What prevents it. Maintain an explicit inventory of API endpoints and versions, with sunset dates. Guard staging with auth at the network or gateway layer. Monitor certificate transparency for hostnames you did not expect to be public.

Pattern 4: Mass assignment via excessive input trust

The shape. A user updates their profile by submitting a JSON object. The backend accepts the entire object and applies it to the database record. The user submits an extra field — role: "admin", verified: true, balance: 99999 — and the backend processes it because it never explicitly rejected unknown fields.

Why it keeps happening. ORMs and frameworks default to permissive input handling. The schema for the response is the same as the input, which makes it easy to accept fields you intended only to return.

What prevents it. Explicit input allow-lists per endpoint and per role. DTOs separate from database models. Response shapers that strip output fields not authorized for the caller.

Pattern 5: Server-side request forgery

The shape. An API accepts a URL — for image fetching, webhook delivery, link previews, file imports — and the server makes the request. An attacker supplies a URL pointing to internal services, cloud-metadata endpoints, or sensitive paths behind the perimeter, and the server's response leaks internal data.

Why it keeps happening. Outbound HTTP feels like a trusted operation; the input is "just a URL". Cloud-metadata services reachable from compute instances make SSRF disproportionately dangerous in cloud environments.

What prevents it. Allow-list of permitted destinations. Strip credentials from outbound requests. Cap or disable HTTP redirects. Use a separate egress proxy with policy enforcement.

Pattern 6: Broken authentication and identity

The shape. Authentication mechanisms are implemented incorrectly. JWT alg confusion. Refresh tokens that work indefinitely after device replacement. Password resets that rely on guessable tokens. Federated login flows that downgrade to weaker local auth. Each is a small mistake that becomes the entry point.

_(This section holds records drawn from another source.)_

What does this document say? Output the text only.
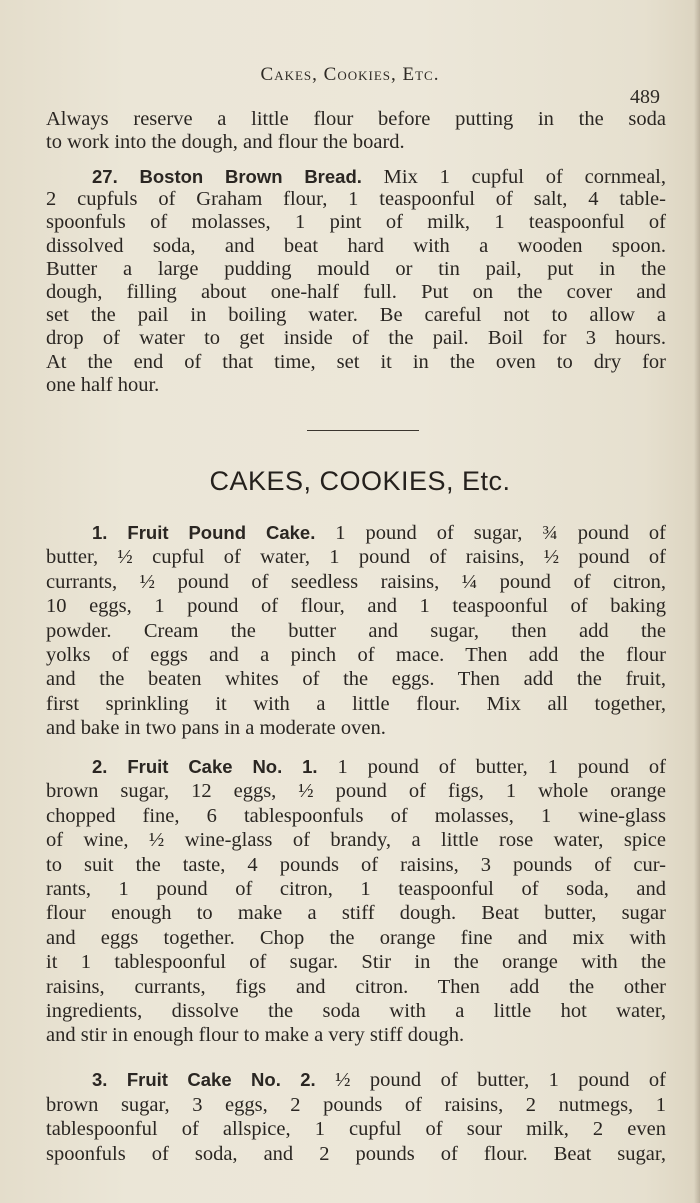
Cakes, Cookies, Etc.
489
Always reserve a little flour before putting in the soda
to work into the dough, and flour the board.
27. Boston Brown Bread. Mix 1 cupful of cornmeal,
2 cupfuls of Graham flour, 1 teaspoonful of salt, 4 table-
spoonfuls of molasses, 1 pint of milk, 1 teaspoonful of
dissolved soda, and beat hard with a wooden spoon.
Butter a large pudding mould or tin pail, put in the
dough, filling about one-half full. Put on the cover and
set the pail in boiling water. Be careful not to allow a
drop of water to get inside of the pail. Boil for 3 hours.
At the end of that time, set it in the oven to dry for
one half hour.
CAKES, COOKIES, Etc.
1. Fruit Pound Cake. 1 pound of sugar, ¾ pound of
butter, ½ cupful of water, 1 pound of raisins, ½ pound of
currants, ½ pound of seedless raisins, ¼ pound of citron,
10 eggs, 1 pound of flour, and 1 teaspoonful of baking
powder. Cream the butter and sugar, then add the
yolks of eggs and a pinch of mace. Then add the flour
and the beaten whites of the eggs. Then add the fruit,
first sprinkling it with a little flour. Mix all together,
and bake in two pans in a moderate oven.
2. Fruit Cake No. 1. 1 pound of butter, 1 pound of
brown sugar, 12 eggs, ½ pound of figs, 1 whole orange
chopped fine, 6 tablespoonfuls of molasses, 1 wine-glass
of wine, ½ wine-glass of brandy, a little rose water, spice
to suit the taste, 4 pounds of raisins, 3 pounds of cur-
rants, 1 pound of citron, 1 teaspoonful of soda, and
flour enough to make a stiff dough. Beat butter, sugar
and eggs together. Chop the orange fine and mix with
it 1 tablespoonful of sugar. Stir in the orange with the
raisins, currants, figs and citron. Then add the other
ingredients, dissolve the soda with a little hot water,
and stir in enough flour to make a very stiff dough.
3. Fruit Cake No. 2. ½ pound of butter, 1 pound of
brown sugar, 3 eggs, 2 pounds of raisins, 2 nutmegs, 1
tablespoonful of allspice, 1 cupful of sour milk, 2 even
spoonfuls of soda, and 2 pounds of flour. Beat sugar,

Why it keeps happening. Auth is built once and rarely revisited. Edge cases (recovery, device replacement, federation downgrade) get less attention than the happy path.

What prevents it. Use a well-known auth library; do not roll your own. Validate JWT alg parameters. Rotate refresh tokens on use. Single-use, time-bound reset tokens. Test the full identity surface, not just the login form.

Practical best-practice checklist

Twelve items that, if applied consistently, prevent most of what we see in real engagements:

1. Authorization at the data-access layer, not at the controller.
2. Default-deny query patterns scoped to caller identity.
3. Explicit input allow-lists per endpoint and per role.
4. DTOs separate from database models for both input and output.
5. Per-identity and per-endpoint rate limits at the gateway.
6. Hard maximums on pagination and batch operations.
7. Inventory of API endpoints and versions with sunset dates.
8. Allow-list of outbound URLs; strip credentials; disable redirects.
9. Well-known auth library; validate JWT alg explicitly.
10. Single-use, time-bound password-reset tokens.
11. Audit logs for sensitive operations, with tamper-evidence.
12. Annual third-party API penetration testing scoped to OWASP API Top 10 plus business-logic abuse cases.